2. Tirsi et Clori - Claudio Monteverdi, 1619
Au XVIIe siècle, Claudio Monteverdi se fait l’ambassadeur du madrigal, genre poétique et vocal enluminant le passage de la Renaissance à l’Age baroque. Son septième livre de madrigaux – d’où est issu Tirsi et Clori, incarne l’affranchissement des règles du passé, se traduisant par la recherche systématique de figuration sonore des mots du livret, de ses images, de ses émotions et de ses symboles. S’établit alors un rapport intime entre texte et musique : cette dernière empruntant à l’art oratoire ses figures de rhétorique afin de transcrire, dans le détail, les différentes passions du texte.

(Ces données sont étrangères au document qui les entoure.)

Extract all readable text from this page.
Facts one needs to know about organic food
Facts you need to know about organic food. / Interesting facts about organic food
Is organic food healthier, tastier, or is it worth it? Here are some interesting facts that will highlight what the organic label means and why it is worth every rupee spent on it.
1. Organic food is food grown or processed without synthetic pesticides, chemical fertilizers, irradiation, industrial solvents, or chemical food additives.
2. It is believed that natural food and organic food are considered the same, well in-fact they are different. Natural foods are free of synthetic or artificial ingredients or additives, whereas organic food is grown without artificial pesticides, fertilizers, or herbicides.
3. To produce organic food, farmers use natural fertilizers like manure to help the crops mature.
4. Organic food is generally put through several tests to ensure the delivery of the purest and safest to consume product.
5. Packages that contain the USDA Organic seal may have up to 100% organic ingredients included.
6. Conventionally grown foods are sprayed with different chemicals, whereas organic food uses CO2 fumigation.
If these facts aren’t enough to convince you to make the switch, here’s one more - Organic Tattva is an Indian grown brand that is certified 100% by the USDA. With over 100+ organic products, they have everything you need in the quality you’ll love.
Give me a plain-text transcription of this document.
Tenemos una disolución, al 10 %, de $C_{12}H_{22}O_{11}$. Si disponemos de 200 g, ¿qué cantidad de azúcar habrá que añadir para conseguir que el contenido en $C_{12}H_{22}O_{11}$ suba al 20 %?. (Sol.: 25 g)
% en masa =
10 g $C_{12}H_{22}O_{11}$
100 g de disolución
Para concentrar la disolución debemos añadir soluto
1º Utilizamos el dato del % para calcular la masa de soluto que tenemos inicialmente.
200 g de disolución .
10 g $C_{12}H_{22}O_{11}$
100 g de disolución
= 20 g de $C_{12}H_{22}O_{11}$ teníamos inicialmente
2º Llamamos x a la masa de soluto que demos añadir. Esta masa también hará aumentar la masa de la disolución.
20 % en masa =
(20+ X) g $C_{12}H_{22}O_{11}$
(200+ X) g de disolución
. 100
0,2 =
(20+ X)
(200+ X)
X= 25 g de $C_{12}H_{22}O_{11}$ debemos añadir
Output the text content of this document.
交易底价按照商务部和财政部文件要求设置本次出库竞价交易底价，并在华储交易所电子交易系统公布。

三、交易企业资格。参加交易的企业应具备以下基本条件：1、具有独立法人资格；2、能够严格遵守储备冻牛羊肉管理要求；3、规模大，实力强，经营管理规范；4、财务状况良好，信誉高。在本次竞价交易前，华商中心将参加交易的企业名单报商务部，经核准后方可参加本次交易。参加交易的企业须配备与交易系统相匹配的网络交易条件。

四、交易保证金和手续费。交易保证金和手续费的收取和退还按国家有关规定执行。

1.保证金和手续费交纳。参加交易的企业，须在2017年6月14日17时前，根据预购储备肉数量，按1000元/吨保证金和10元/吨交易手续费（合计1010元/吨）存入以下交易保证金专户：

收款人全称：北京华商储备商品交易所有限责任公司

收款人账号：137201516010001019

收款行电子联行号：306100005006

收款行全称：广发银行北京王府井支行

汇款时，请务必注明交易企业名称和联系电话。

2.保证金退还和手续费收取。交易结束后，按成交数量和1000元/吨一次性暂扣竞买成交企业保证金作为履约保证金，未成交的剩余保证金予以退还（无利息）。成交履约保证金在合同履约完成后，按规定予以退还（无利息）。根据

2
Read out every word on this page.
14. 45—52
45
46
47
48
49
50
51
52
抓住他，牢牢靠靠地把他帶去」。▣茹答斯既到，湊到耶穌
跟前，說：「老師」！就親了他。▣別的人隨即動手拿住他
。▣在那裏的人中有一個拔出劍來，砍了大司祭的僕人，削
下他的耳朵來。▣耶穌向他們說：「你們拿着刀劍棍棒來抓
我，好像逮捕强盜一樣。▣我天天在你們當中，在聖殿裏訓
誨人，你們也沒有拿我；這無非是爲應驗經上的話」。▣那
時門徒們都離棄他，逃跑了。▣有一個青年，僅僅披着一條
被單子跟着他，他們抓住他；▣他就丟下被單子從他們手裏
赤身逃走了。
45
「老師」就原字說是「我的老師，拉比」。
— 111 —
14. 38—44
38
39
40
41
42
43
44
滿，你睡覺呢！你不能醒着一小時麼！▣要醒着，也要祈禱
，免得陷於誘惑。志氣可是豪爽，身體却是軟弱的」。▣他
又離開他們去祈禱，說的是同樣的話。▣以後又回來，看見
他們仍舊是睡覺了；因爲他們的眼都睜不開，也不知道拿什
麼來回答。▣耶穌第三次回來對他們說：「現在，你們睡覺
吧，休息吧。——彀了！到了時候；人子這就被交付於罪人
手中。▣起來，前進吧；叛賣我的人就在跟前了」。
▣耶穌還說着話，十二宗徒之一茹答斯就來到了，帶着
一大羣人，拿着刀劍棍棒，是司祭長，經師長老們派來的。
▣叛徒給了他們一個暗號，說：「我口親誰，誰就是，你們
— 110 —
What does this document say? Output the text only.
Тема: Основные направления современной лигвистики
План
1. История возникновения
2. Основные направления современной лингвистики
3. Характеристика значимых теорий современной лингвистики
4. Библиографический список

Ainsi, l’hyperbole, désignée en grammaire comme « une figure consistant à mettre en relief une notion par l'exagération des termes employés » (CNRTL), qualifie également dans le domaine musical une mélodie surpassant l’étendue normale de la gamme vers l’aigu. Si l’hyperbole littéraire éclaire le mot amplifié, son homonyme musical fonctionne pareillement : les notes dépassant le mode original - placées sous le terme à souligner, attirent l’attention de l’auditeur. Dans les premières mesures de Tirsi et Clori, non seulement le compositeur choisit de répéter deux fois le vers « già lieta e festosa » (« et, heureuse et joyeuse ») mais dispose également une hyperbole sous le mot « heureuse ». Ce procédé a pour effet d’intensifier l’atmosphère allègre promue par le poème. La musique se soumet alors au verbe et double le langage des mots. Il lui est impossible d’exposer un contenu contraire au sens du texte.
Apparu dans le madrigal, on nommera « madrigalisme » le fait de souligner musicalement une idée du texte. Loin de se restreindre au genre, le madrigalisme imprégnera l’intégralité des formes d’expression de la musique baroque.
3. La Serva Padrona - Pergolèse, 1733
Le 1er aout 1752, la troupe italienne d'Eustacchio Bambini s’installe à l’Académie royale de musique afin de représenter La Serva Pardona, intermezzo du compositeur italien Pergolèse. Ce spectacle, qui provoqua de vives réactions, fut l’élément déclencheur de la fameuse « querelle des bouffons ». Opposant le style italien à son homologue français, le conflit fut respectivement incarné par Jean-Jacques Rousseau (coin de la Reine) et Jean-Philippe Rameau (coin du Roi). Les français reprochaient aux parties italianisantes de s’être risqué à proposer un opéra buffa - caractérisé par des intermèdes comiques colorés de légèreté et mettant en scène la vie quotidienne, dans une institution classique, globalement hostile au mélange des genres. En outre, les sympathisants français voyaient, en les richesses harmoniques mises en œuvre dans la tragédie lyrique, un genre parfaitement abouti. Ces derniers accordèrent le primat au texte, dont la musique se met au service afin d’en faire ressortir toutes les nuances. Au contraire, le style rival se voulait défendre les jouissances sensorielles révélées par les ornements et vocalises. Si la loge du roi applaudissait une diction claire et intelligible, les appuis de la reine estimaient quant à eux, les envolées lyriques et la vocalité. La question du rapport texte-musique se résuma en la formule suivante : « Prima la parola, prima la musica ».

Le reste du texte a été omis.